I spoke with a foreman who works for a mining company while I was at a family event this weekend.  He gave me the “sad news that 1000 people were laid off by our company on Friday.  We’re just not doing the work because we don’t have the customers right now.”  His company mines everything from sand to salt with minerals and precious metals in between.  So this latest news is good for those companies; their workers and those workers’ families.

Shares of the world’s largest gold mining companies jumped on higher gold prices Friday as investors shifted into precious metals and demand for the product continued to build.

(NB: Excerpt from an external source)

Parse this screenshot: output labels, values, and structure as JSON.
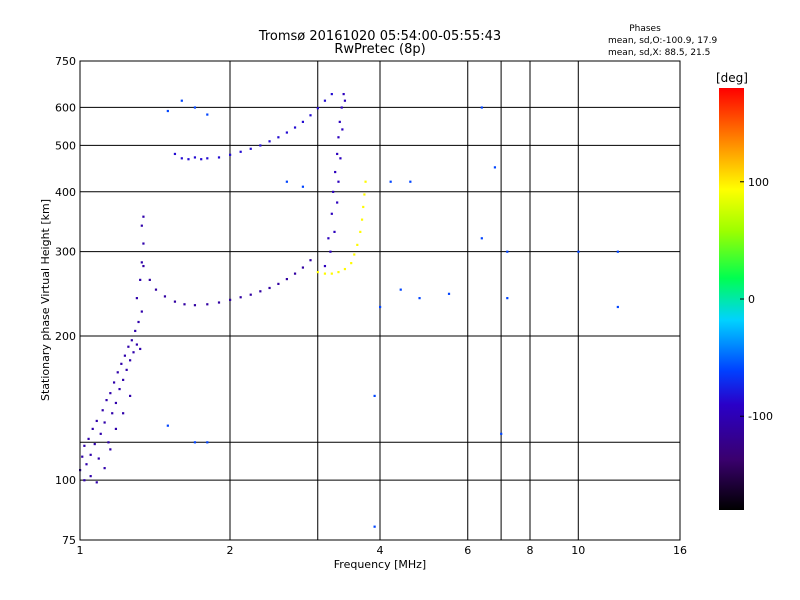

Barrick Gold Corporation, the world’s largest gold producer, along with Newmont Mining Corp., the second largest, and other mining firms posted double-digit gains by late afternoon. The price of gold for future delivery jumped above $800 an ounce – up $52.90 to $801.60 by Friday afternoon on the New York Mercantile Exchange.

The renewed interest comes as investors seek safer investments amid volatility on Wall Street. “There’s been a tremendous amount of pressure on gold in recent weeks because as there’s been a lot of liquidity selling,” Barnard Jacobs Mellet analyst Patrick Chidley said in a telephone interview.

“It’s this battle between sellers trying to find liquidity and raise cash and the long-term fundamentals which are for higher gold prices as a result of a weaker dollar,” he said.

Now here’s the key part for us here at ApplesofGold.com: although we hope for a reasonably lengthy delay in rising jewelry prices, the lower gold prices have boosted demand among jewelry manufacturers and investors, according to Chidley.  This means that prices, which have been sitting idly while the economy appeared to weaken, may be going up.

Holiday prices are expected to remain low, and some say “big sales” and “huge markdown” will be the bywords this holiday season.  But after that, with gold prices going up, expect jewelry prices may start to launch upwards, too. So let the buyer beware: now is the time to shop.